洛婉清被他逗笑,閉著眼道:“我好睏,您幫我寫了吧。”
“哪兒有叫上司幫自己寫文書的?”謝恆聽到這話,哭笑不得道,“你倒是越發膽大了。”
“我聽說了,”洛婉清靠著謝恆,“這事兒本來都是影使干,司使出外勤,影使負責內務,只有我一個人,又主內又主外。”
這話說得謝恆一哽,他拿著被他用硃筆圈滿的文書,憋了半天,終於道:“行吧……這次幫你。”
洛婉清贏了這一局,笑出聲來,閉著眼道:“以後呢?”
謝恆不說話,低頭仿著她的筆跡寫文書,洛婉清靠著他,輕聲道:“公子幫我寫一輩子文書。”
“做你的春秋大夢。”
謝恆立刻反駁:“明日我挑寫得好的立案文書拿來給你,你好好學學。往後日子長得很,就算不寫立案文書,罵人的文書得學會。”
洛婉清笑了一聲,沒接話。
謝恆由她靠著,用著她提供的信息,給她寫著立案文書。
其實她把主要的內容寫得很好,只是官場總是多些沒意義的門道,他便稍加潤色。
寫到一半,看著洛婉清自己寫下的“天理恆在,覆於萬民”,他謄抄下來,不由得道:“惜娘。”
“嗯?”
“若是你告不贏,那你怎麼辦?”
洛婉清沒說話,謝恆繼續道:“天理不會自然落在每個人頭上,你告鄭平生,機會小之又小。”
“但我得先相信公道。”
洛婉清閉著眼睛,平靜道:“公子,別人傷你,你反抗,那叫還擊。別人未曾傷你,你假設他是壞人,主動傷他,哪怕他最後證明真的是壞人,那也是傷人。我們需得給這世道一個機會,我告,若告不贏,我做什麼,才叫還擊。”

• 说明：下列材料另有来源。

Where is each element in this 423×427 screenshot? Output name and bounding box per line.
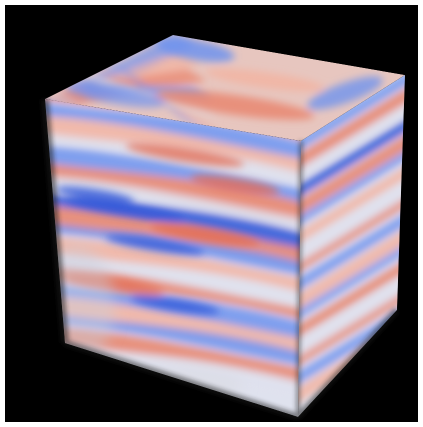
cube-edge-shadows [41, 98, 400, 420]
render-viewport [5, 5, 418, 422]
cube-top-face [45, 35, 405, 141]
volume-cube-render [41, 35, 405, 420]
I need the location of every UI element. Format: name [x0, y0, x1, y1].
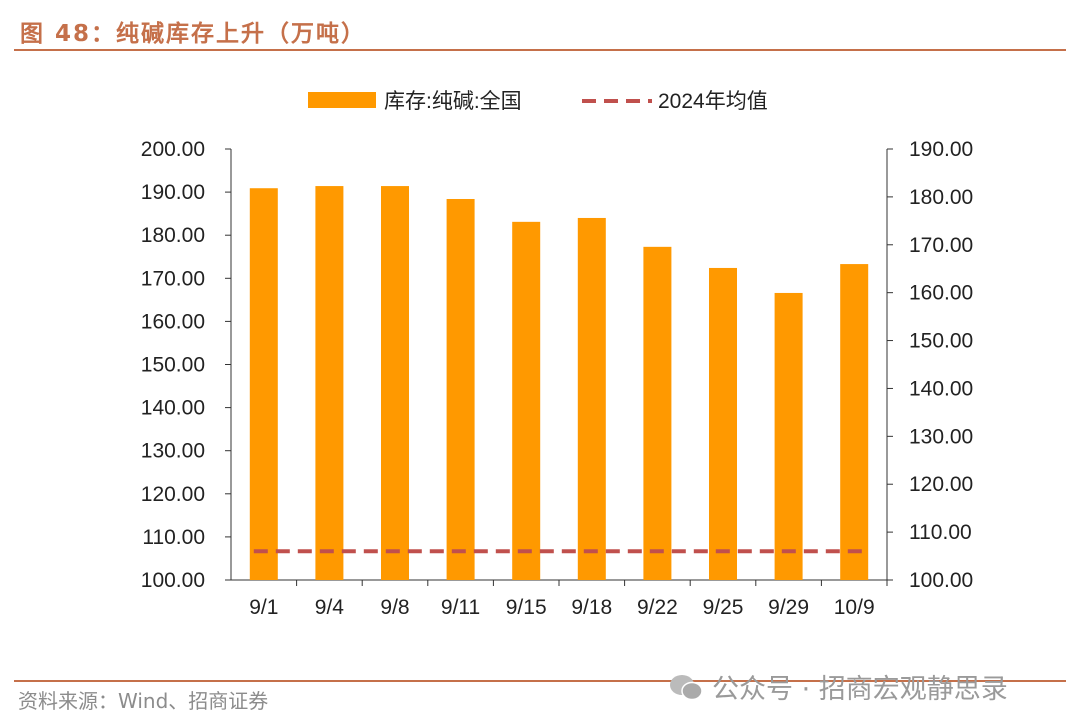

謝恆聽著,不由得奇怪:“有意義嗎?鄭家是好是壞,還需你驗?”
洛婉清沒有說話。
謝恆想想,隨後輕笑:“行吧。隨你。只是惜娘,”謝恆用一隻手握住她的手,“若是賭輸了,要及時收手。”
“嗯,知道。”
洛婉清說著,感覺意識有些渙散。
她告不贏鄭平生,她如何不知道呢?
可是若她從來不告,這世上的人,又怎會知道鄭平生做過什麼?
她總不能讓污水一直潑往好人。
她迷迷糊糊想著,握著謝恆手。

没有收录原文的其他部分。